A Cold Chain Control Tower in Action
In early 2021 as the mRNA-based Covid vaccines were being deployed to elderly residents of long term care homes, the media focus was primarily on the supply of doses and how to prioritise recipients. Beyond the actual vaccine vial, other administration supplies were required to deliver the injections such as syringes, PPE, dry ice and alcohol wipes. As clinicians were focused on keeping the rate of vaccination high, there was little time to source supplies – yet without these accessories, vaccines could not be administered.

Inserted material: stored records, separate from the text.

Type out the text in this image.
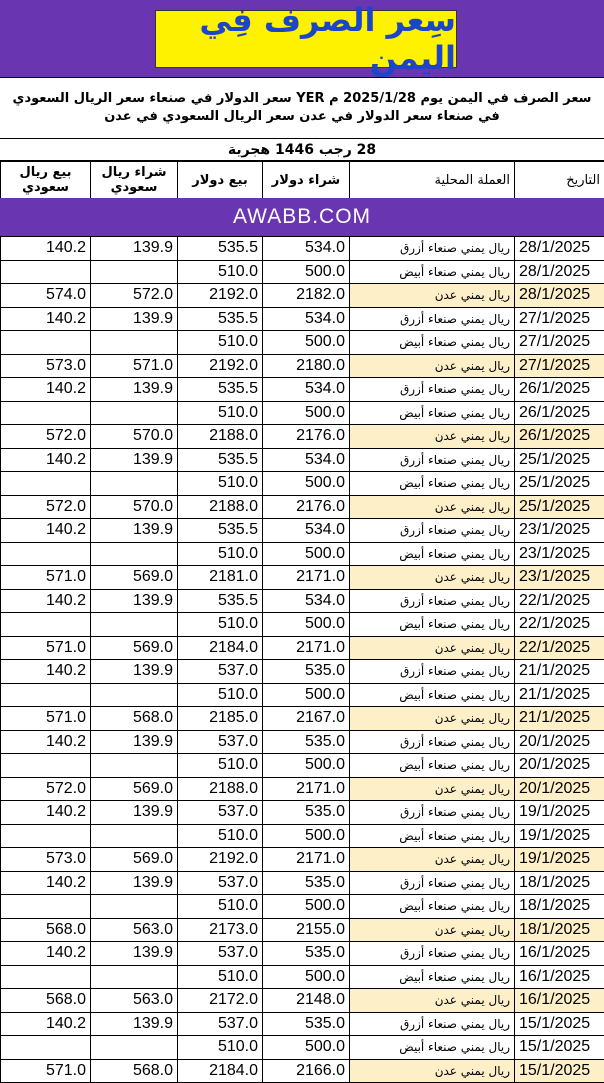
سِعر الصرف فِي اليمن
سعر الصرف في اليمن يوم 2025/1/28 م YER سعر الدولار في صنعاء سعر الريال السعودي في صنعاء سعر الدولار في عدن سعر الريال السعودي في عدن
28 رجب 1446 هجرية
التاريخ	العملة المحلية	شراء دولار	بيع دولار	شراء ريال سعودي	بيع ريال سعودي
AWABB.COM
28/1/2025	ريال يمني صنعاء أزرق	534.0	535.5	139.9	140.2
28/1/2025	ريال يمني صنعاء أبيض	500.0	510.0		
28/1/2025	ريال يمني عدن	2182.0	2192.0	572.0	574.0
27/1/2025	ريال يمني صنعاء أزرق	534.0	535.5	139.9	140.2
27/1/2025	ريال يمني صنعاء أبيض	500.0	510.0		
27/1/2025	ريال يمني عدن	2180.0	2192.0	571.0	573.0
26/1/2025	ريال يمني صنعاء أزرق	534.0	535.5	139.9	140.2
26/1/2025	ريال يمني صنعاء أبيض	500.0	510.0		
26/1/2025	ريال يمني عدن	2176.0	2188.0	570.0	572.0
25/1/2025	ريال يمني صنعاء أزرق	534.0	535.5	139.9	140.2
25/1/2025	ريال يمني صنعاء أبيض	500.0	510.0		
25/1/2025	ريال يمني عدن	2176.0	2188.0	570.0	572.0
23/1/2025	ريال يمني صنعاء أزرق	534.0	535.5	139.9	140.2
23/1/2025	ريال يمني صنعاء أبيض	500.0	510.0		
23/1/2025	ريال يمني عدن	2171.0	2181.0	569.0	571.0
22/1/2025	ريال يمني صنعاء أزرق	534.0	535.5	139.9	140.2
22/1/2025	ريال يمني صنعاء أبيض	500.0	510.0		
22/1/2025	ريال يمني عدن	2171.0	2184.0	569.0	571.0
21/1/2025	ريال يمني صنعاء أزرق	535.0	537.0	139.9	140.2
21/1/2025	ريال يمني صنعاء أبيض	500.0	510.0		
21/1/2025	ريال يمني عدن	2167.0	2185.0	568.0	571.0
20/1/2025	ريال يمني صنعاء أزرق	535.0	537.0	139.9	140.2
20/1/2025	ريال يمني صنعاء أبيض	500.0	510.0		
20/1/2025	ريال يمني عدن	2171.0	2188.0	569.0	572.0
19/1/2025	ريال يمني صنعاء أزرق	535.0	537.0	139.9	140.2
19/1/2025	ريال يمني صنعاء أبيض	500.0	510.0		
19/1/2025	ريال يمني عدن	2171.0	2192.0	569.0	573.0
18/1/2025	ريال يمني صنعاء أزرق	535.0	537.0	139.9	140.2
18/1/2025	ريال يمني صنعاء أبيض	500.0	510.0		
18/1/2025	ريال يمني عدن	2155.0	2173.0	563.0	568.0
16/1/2025	ريال يمني صنعاء أزرق	535.0	537.0	139.9	140.2
16/1/2025	ريال يمني صنعاء أبيض	500.0	510.0		
16/1/2025	ريال يمني عدن	2148.0	2172.0	563.0	568.0
15/1/2025	ريال يمني صنعاء أزرق	535.0	537.0	139.9	140.2
15/1/2025	ريال يمني صنعاء أبيض	500.0	510.0		
15/1/2025	ريال يمني عدن	2166.0	2184.0	568.0	571.0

The urgency of this situation, and the sheer number of entities involved generating data feeds, lent itself to the fail-safe nature of a supply chain control tower. After needed vaccine supplies were sourced for replenishment, every single shipment was tracked to alert an operator around unexpected carrier status changes. At the first sign of a potential delivery failure that could cancel a vaccination clinic or lead to wasted doses, an operator intervened. This happened with nearly 5% of all shipments due to weather delays, package mis-sorting and damage. The alerting system would identify the issue and the operator would intervene based on the need and severity. Over the course of this program, more than 2,000 product replacements were swiftly sourced and delivered, enabling the ongoing delivery of lifesaving vaccinations.
Driving Towards Autonomy
At the outset of a supply chain control tower deployment, decision making is reactive based on alert logic. However, over time as data accrues, patterns emerge that might point to discrete sources of risk that would otherwise take longer to crystalise. A good example here is lane performance analysis. As data reveals that specific shipping lanes are high-risk based on intervention history, problematic lanes can be discontinued and replaced with lanes that are high-performing based on their on-time history. And as lane performance and confidence increases, there may be opportunities to optimise packaging for longer duration, lower cost shipping.
Knowledge is Power
The introduction of the Covid vaccine illuminated the therapeutic cold chain for many consumers that had never previously pondered how therapies are packaged, shipped and stored. Further, given the impact of Covid on supply chains across nearly every industry, the need for the real time visibility has never been more evident: according to Gartner, supply chain visibility is the top funded investment initiative prioritised for nearly 50% of organisations. Over time a robust control tower can reduce problematic scenarios, drive better efficiency and inform decision making while the remainder of supply chain activities seamlessly execute – all with the goal of better patient quality of life.